« Lorsque vous sortez avec votre appareil photo, dites-vous : ‘Aujourd’hui je suis photographe’ »

Personnes et évènements16 sept. 202510 min read
Nikon magazine - Fotobus society

Christoph Bangert, photographe primé, professeur et fondateur de la Fotobus Society, explique comment la communauté et la pratique peuvent améliorer vos images

Christoph Bangert est un photographe de guerre primé qui a tourné le dos aux conflits pour enseigner aux élèves le pouvoir et la joie de la photographie. En tant que professeur à l’université de Hanovre, il a décidé que les étudiants devaient sortir davantage pour réaliser des projets dans le monde réel. Il a donc acheté un vieux bus, a passé son permis de chauffeur de bus et a lancé Fotobus. La Fotobus Society organise désormais différents voyages tout au long de l’année à bord de son bus de 32 places, où des étudiants du monde entier voyagent, vivent et apprennent ensemble. Depuis son lancement en 2018, elle est devenue le plus grand réseau de photographie étudiante au monde, avec plus de 1200 membres qui étudient dans plus de 30 universités à travers le monde. Grâce à un financement complet par des dons et des partenariats (dont un avec Nikon), les étudiants ne paient rien pour leur adhésion ou les projets auxquels ils participent.

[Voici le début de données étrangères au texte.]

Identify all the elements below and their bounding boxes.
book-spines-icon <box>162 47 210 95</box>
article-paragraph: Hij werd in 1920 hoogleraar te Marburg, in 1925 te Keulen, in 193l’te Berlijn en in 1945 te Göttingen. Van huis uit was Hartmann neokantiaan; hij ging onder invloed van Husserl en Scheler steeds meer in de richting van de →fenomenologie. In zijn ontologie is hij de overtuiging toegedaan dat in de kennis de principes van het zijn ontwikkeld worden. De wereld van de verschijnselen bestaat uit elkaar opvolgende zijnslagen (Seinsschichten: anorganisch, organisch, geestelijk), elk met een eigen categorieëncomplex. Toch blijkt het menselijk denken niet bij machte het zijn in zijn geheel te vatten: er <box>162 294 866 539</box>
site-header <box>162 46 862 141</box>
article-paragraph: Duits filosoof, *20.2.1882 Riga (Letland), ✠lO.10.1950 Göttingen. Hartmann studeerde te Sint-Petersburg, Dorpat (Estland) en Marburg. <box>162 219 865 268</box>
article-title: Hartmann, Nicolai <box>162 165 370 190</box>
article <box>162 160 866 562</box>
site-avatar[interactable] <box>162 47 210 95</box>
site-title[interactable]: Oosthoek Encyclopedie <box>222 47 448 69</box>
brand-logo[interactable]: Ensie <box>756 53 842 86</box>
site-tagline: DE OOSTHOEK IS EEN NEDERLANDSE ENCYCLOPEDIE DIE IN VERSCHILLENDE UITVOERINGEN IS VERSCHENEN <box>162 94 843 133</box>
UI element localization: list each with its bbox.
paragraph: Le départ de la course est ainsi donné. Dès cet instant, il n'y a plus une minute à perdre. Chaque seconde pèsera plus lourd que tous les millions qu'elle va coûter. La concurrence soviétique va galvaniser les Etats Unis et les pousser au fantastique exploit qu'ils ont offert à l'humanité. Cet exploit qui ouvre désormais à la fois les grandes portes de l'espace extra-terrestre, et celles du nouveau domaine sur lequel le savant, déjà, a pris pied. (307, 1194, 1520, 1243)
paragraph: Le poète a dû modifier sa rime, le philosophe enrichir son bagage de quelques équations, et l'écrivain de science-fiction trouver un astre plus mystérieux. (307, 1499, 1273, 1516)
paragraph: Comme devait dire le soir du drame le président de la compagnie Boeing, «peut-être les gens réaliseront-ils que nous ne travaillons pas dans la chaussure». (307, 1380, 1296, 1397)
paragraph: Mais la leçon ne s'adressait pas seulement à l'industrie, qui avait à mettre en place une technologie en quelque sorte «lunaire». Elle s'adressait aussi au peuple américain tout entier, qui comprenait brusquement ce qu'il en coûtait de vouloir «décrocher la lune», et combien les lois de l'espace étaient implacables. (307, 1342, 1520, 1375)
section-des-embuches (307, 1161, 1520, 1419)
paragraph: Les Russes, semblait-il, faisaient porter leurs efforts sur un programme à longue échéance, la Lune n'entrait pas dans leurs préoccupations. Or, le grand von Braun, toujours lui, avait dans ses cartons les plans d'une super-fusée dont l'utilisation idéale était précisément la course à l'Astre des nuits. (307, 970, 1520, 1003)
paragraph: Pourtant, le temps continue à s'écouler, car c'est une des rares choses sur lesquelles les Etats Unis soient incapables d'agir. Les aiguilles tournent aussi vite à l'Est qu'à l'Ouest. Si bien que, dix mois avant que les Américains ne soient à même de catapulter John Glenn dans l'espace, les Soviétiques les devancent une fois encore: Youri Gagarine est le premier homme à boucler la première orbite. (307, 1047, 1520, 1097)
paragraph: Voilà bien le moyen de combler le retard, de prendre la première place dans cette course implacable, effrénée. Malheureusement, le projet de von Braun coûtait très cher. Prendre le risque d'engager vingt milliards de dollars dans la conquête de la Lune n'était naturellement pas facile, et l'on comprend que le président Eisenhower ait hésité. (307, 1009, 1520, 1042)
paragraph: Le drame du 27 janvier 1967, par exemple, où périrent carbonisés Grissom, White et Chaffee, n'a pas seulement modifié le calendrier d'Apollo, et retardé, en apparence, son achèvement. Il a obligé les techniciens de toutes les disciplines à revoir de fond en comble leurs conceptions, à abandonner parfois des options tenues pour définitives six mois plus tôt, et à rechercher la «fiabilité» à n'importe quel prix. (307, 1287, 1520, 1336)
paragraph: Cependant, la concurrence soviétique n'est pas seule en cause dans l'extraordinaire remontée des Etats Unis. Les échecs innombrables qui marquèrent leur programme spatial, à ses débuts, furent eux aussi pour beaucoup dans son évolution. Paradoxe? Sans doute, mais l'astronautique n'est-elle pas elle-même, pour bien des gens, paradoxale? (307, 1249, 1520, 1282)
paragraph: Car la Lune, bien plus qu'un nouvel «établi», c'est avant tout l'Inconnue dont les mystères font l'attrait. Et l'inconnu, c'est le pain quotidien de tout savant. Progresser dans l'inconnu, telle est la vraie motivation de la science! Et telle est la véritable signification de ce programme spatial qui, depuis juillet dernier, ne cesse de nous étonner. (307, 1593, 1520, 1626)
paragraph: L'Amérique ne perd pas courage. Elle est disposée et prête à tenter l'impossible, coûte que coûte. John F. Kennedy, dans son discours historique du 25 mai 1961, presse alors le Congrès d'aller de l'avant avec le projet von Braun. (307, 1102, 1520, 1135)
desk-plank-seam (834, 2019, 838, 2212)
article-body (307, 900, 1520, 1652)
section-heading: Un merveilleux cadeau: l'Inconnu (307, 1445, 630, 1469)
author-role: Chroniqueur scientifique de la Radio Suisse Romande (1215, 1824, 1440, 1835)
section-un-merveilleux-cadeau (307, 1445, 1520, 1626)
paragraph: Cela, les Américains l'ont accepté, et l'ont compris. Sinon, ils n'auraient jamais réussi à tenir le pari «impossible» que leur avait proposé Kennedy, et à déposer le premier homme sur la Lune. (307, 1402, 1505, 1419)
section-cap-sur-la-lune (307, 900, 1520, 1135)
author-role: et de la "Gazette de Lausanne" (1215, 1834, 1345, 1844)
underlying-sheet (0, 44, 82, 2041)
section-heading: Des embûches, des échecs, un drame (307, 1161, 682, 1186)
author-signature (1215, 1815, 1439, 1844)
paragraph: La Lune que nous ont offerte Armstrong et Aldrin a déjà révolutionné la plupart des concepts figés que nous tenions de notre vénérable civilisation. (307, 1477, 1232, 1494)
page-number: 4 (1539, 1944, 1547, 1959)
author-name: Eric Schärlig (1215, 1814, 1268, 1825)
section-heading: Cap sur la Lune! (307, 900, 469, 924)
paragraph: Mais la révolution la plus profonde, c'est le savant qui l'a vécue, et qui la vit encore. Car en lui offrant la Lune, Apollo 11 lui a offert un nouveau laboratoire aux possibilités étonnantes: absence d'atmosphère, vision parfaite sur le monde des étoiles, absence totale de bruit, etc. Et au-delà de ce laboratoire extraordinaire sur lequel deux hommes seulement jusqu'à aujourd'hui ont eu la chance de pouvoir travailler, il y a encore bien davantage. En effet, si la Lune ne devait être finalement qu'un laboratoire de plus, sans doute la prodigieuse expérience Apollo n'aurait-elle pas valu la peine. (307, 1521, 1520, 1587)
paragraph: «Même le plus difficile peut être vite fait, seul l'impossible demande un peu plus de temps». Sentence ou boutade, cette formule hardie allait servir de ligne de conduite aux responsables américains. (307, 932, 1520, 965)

Fotobus réunit deux choses auxquelles Christoph croit passionnément : qu’il n’y a pas de meilleure façon d’apprendre la photographie que de la pratiquer réellement, et que la faire avec d’autres personnes accélère énormément l’apprentissage et la compréhension. Le magazine Nikon s’est entretenu avec lui sur les manières d’améliorer la photographie, les raisons pour lesquelles le matériel a (ou n’a pas) d’importance et le pouvoir de la communauté pour améliorer les compétences de chacun.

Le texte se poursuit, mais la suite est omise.